Reporter Maryam, who evolves from innocence to tenacious maturity in Marjan Neshat's performance, enters with youthful vitality, in a sleeveless flowered blouse and hip-hugging skirt, wearing makeup highlighted by bright lipstick.

The chain-smoking Fallaci has no interest in being interviewed, but the women connect well enough for her to open up and summarize a few highlights of her career and the childhood that she credits with engendering her toughness. Born in Florence in 1930, she followed her father in working against Fascism as a member of the Italian resistance during World War II, surviving the horrors of conflict and emerging with a lifelong hatred of tyrants and tyrannical institutions. She entered journalism a few years after the war, and the rest is history, lightly sketched by the play.

Interview No. 2 comes three years later, after 9/11. For Fallaci, the attack by al-Qaeda catalyzed her disdain for Islam and turned her into a vehement crusader against Muslim immigration into Europe. She considered the influx nothing less than a horrific invasion by cruel people representing a dogma that is determined to destroy every noble aspect of European civilization, especially its commitment to human rights.

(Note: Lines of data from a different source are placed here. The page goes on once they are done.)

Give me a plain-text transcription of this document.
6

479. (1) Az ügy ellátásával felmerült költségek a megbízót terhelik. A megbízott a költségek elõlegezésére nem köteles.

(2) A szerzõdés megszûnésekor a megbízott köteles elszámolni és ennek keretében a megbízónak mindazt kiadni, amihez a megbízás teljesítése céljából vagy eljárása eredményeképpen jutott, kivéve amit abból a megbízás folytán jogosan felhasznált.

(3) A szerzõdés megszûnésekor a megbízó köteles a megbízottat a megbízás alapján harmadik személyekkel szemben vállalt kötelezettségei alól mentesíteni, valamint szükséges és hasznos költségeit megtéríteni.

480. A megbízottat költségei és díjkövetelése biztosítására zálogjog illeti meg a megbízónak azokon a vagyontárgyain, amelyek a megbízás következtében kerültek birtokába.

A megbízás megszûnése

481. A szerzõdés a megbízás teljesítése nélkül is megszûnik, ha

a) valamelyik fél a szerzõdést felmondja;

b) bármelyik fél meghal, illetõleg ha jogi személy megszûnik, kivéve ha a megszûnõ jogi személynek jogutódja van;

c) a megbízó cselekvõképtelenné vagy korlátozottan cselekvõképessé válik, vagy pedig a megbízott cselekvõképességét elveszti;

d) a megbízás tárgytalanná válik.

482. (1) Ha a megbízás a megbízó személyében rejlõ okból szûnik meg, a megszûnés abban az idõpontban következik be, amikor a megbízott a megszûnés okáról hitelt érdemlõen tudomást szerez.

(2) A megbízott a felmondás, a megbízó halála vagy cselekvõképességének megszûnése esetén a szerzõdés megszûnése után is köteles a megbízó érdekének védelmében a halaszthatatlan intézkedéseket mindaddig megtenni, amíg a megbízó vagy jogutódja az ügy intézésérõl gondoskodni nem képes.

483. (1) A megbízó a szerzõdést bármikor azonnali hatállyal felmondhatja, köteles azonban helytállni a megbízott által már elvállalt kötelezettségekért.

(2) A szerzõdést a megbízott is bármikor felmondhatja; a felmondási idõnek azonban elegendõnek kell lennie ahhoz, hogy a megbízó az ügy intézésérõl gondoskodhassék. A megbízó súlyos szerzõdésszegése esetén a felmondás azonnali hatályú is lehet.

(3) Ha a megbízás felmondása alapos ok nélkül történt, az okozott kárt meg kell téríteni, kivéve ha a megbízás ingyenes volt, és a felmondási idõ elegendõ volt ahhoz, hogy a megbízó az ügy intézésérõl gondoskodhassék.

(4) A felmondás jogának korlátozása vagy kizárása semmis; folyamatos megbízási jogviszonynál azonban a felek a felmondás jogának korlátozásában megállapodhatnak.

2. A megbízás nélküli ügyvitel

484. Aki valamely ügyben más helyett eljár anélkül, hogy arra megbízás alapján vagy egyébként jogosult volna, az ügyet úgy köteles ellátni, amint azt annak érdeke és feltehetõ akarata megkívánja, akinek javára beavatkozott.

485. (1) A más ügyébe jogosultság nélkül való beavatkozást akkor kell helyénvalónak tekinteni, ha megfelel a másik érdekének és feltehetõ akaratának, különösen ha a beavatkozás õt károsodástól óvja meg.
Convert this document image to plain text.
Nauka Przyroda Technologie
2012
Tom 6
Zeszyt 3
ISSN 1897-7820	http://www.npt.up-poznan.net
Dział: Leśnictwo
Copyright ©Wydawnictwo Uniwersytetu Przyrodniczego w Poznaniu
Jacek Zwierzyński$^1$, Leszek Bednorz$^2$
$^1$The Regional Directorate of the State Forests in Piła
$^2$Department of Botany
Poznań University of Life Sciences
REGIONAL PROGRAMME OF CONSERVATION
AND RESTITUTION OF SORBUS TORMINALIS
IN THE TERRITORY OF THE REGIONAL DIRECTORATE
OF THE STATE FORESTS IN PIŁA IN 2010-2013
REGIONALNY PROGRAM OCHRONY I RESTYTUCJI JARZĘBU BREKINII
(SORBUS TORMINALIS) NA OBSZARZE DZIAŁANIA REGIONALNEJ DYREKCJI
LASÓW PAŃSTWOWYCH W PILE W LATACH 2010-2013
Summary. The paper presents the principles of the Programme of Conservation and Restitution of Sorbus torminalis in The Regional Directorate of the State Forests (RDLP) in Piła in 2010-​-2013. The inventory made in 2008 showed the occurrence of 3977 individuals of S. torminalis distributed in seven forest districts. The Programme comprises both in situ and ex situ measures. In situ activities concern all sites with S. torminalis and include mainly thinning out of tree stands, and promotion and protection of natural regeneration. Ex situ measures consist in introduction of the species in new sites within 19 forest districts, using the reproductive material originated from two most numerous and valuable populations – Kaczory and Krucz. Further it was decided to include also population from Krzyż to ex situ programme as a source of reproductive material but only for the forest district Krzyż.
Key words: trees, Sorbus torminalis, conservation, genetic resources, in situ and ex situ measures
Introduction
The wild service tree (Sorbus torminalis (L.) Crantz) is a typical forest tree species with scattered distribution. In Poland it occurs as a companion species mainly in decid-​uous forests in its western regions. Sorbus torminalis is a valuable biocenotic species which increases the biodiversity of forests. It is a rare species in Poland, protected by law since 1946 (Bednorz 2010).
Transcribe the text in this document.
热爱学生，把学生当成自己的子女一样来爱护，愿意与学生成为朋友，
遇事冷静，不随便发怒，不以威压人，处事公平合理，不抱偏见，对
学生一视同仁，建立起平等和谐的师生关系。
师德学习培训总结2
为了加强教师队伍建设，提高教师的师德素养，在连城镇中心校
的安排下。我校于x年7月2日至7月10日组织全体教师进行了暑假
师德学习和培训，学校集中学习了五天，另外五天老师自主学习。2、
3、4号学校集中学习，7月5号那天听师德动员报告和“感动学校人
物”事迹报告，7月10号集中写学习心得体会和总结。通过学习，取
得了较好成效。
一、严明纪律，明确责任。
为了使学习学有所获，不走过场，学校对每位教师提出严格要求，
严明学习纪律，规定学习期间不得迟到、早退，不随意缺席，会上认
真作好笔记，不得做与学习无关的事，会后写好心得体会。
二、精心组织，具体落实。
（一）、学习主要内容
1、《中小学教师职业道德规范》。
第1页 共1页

She found the concept of moderate Islam unthinkable.

For Maryam, the passage of years has not only seen her become a successful author but apparently a more observant Muslim; her attire has become more subdued, though fashionable, and her hair is now covered by a loosely worn shawl.

Those changes set the stage for verbal sparring between relative equals, skimming the surface of philosophical differences while shedding little light on the sources of Fallaci's beliefs and emotions. Wright's text peeks into her personal life, including a grotesquely abusive relationship with a Greek radical, but she remains an enigma.

For Tomei, Fallaci offers an opportunity to shine, and she takes full advantage of it; for Neshat, the play seems to be one more solid step in a blossoming career.

Bay Area veteran Oskar Eustis, now the artistic director of the Public Theater in New York, directed the taut production with his customary sensitivity to tone and pace, and Robin Wagner designed the wonderful setting, which undergoes transformations that are swift and in one case breathtaking.

Fallaci runs through April 21 in Berkeley Repertory Theatre's Roda Theatre, 2015 Addison St., Berkeley. Tickets are $29-$89 (subject to change) from 510-647-2949 or www.berkeleyrep.org.